This invention relates generally to electronic identification systems which provide the means for the cooperative identification of objects by means of tags attached to or imbedded in the objects. More specifically, the invention relates to identification tags which can cooperate with a variety of types of tag readers.
A key element of an electronic identification system is a means for communication between reader and tag and, since a tag usually has no independent source of power, a means of transferring power from reader to tag in a sufficient amount to permit the tag to perform its functions. These two functions can both be accomplished with electromagnetically-coupled readers and tags, the predominant technology presently in use. The reader establishes an alternating magnetic field in the vicinity of a tag and the tag extracts both information and power from the magnetic field. The efficient extraction of information and power from an alternating magnetic field mandates the use of a resonant circuit of some sort by the tag.
The first close-coupled electronic identification systems, i.e. reader and tag in close proximity when communicating, consisted of readers which transmitted unmodulated carriers and tags which responded with signals that carried data. System capabilities have been extended in recent years with readers that use modulated carriers to transmit data to tags.
The carrier frequencies used by electronic identification systems of the close-coupled variety have ranged from 100 kHz to 2 GHz in the past. Recent efforts at standardization point to a frequency in the 110 to 135 kHz range as being appropriate for worldwide use.
The most significant difference in present-day close-coupled systems is whether the reader is or is not transmitting the carrier when the tag responds with data. Systems in which the reader transmits during the tag response are called "full-duplex" (FDX). Systems in which the reader is silent during the tag response are called "half duplex" (HDX). In an HDX system the reader transmission periods are interlaced with the tag response periods so as to minimize the energy storage requirements in the tag.
A tag transmits data to a reader by modulating a carrier. The frequency of the tag's carrier can be the same as or different from the frequency of the reader's carrier. When the frequencies of the reader's carrier and the tag's carrier are the same, it may seem in some tag designs that the tag is not using a carrier. Instead, the tag is simply modulating the reader's carrier by absorbing more or less energy as a function of time from the alternating magnetic field established by the reader. A better understanding of the communication principles can be had, however, if the details of tag design are ignored in favor of the more general view that the tag creates a modulated carrier with a frequency the same as or different from the frequency of the reader's carrier. The tag's carrier produces a separate alternating magnetic field which is superimposed on the alternating magnetic field established by the reader.
There are a variety of ways in which the reader and tag can modulate their respective carriers with data. One can start with amplitude shift keying (ASK), phase shift keying (PSK), and frequency shift keying (FSK), the names of which indicate the carrier parameter that is modulated. These modulation types are typically used in binary versions wherein the parameter can take on either one of two values. It may become desirable in the future to use n-level forms of these modulation types in order to realize certain communication efficiencies.
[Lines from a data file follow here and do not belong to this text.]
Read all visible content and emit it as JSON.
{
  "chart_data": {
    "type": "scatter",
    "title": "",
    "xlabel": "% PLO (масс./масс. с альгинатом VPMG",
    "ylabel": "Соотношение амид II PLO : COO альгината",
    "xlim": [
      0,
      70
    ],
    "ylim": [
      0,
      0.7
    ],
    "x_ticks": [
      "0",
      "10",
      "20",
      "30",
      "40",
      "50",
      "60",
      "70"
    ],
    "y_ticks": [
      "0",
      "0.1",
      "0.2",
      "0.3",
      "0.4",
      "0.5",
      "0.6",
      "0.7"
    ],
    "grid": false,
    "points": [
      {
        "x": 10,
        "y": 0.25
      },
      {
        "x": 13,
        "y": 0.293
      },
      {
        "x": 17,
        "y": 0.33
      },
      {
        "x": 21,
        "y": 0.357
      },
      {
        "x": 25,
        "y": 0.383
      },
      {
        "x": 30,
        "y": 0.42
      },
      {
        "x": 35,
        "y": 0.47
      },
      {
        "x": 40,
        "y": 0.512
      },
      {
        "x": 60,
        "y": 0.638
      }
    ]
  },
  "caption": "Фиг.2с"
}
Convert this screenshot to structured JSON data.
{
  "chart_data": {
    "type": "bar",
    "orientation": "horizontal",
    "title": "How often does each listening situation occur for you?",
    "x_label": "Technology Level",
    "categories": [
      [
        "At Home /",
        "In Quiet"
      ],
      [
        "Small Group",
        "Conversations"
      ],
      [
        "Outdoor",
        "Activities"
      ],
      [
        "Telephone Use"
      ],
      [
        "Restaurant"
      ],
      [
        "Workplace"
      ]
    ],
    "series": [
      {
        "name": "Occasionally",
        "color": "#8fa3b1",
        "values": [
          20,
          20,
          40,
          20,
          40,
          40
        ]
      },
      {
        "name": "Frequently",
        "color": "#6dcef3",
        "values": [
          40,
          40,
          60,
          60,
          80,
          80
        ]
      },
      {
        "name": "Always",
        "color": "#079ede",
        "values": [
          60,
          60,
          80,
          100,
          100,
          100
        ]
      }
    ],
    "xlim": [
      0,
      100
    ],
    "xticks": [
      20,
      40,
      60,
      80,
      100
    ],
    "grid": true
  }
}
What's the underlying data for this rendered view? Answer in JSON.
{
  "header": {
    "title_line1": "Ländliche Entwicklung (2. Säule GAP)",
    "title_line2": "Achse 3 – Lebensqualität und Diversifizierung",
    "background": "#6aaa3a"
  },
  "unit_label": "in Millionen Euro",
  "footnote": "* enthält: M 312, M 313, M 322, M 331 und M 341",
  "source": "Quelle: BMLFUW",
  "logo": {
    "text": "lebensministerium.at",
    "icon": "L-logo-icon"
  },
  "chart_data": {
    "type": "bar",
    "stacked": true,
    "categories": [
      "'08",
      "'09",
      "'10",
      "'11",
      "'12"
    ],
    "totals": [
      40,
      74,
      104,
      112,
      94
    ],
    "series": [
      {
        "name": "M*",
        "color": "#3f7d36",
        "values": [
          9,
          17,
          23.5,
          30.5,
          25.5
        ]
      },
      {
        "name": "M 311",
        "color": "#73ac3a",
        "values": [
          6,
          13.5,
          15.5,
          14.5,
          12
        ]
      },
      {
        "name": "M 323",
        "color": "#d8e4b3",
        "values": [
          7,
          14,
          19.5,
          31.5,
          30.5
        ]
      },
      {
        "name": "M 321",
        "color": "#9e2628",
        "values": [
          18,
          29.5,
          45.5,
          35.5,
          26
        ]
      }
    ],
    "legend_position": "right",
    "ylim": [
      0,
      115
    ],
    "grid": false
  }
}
The next level of modulation complexity is to combine these basic types of modulation in a variety of ways as, for example, PSK/FSK wherein both the phase and the frequency of a carrier carries data.
A different way of combining modulation types is to piggy-back one modulation type on another as, for example, when a subcarrier is frequency shift keyed in accordance with the bits in a message, and then the carrier is amplitude modulated by the FSKed subcarrier.
The communications between reader and tag are in the form of messages consisting of a finite number of bits. Each message bit is usually translated into one or more transmit bits prior to modulating a carrier. The typical translations include (besides the identity translation where the message bits are also the transmit bits):
Manchester--0 translates into 01; 1 translates into 10; PA0 Miller--T(N,1)=T(N-1,2) EX.OR [Mbar(N-1) AND Mbar(N)]
T(N,2)=T(N,1) EX.OR M(N)
where M(N) is the N'th message bit, Mbar(N) is M(N) inverted, and T(N,1), T(N,2) are the first and second transmit bits associated with the N'th message bit.
Electronic identification systems which utilize implantable or attachable tags have proliferated over the past decade to the point where users are seriously inconvenienced by the incompatible equipments produced by vendors who participate in this market. In general, tags supplied by one vendor cannot be read by the readers supplied by another vendor which means that users necessarily find themselves locked into the systems of one manufacturer. For large-scale applications of electronic identification to occur, some means for assuring equipment compatibility is essential.
There are a number of avenues that can be followed in achieving equipment compatibility. The typical approach to achieving interoperability of equipments is the establishment of standards for this purpose. The establishment of standards has the disadvantage of tending to freeze technology and hinder the development of more advanced systems.
Another approach is to make available "universal" tag readers which can read the tags that are presently being used, and which can be economically upgraded to reading tags that are developed in the future.
A third approach is to make available "universal" tags which can be read by any reader that is presently being used, and which can be upgraded for use with readers of different designs that appear in the future.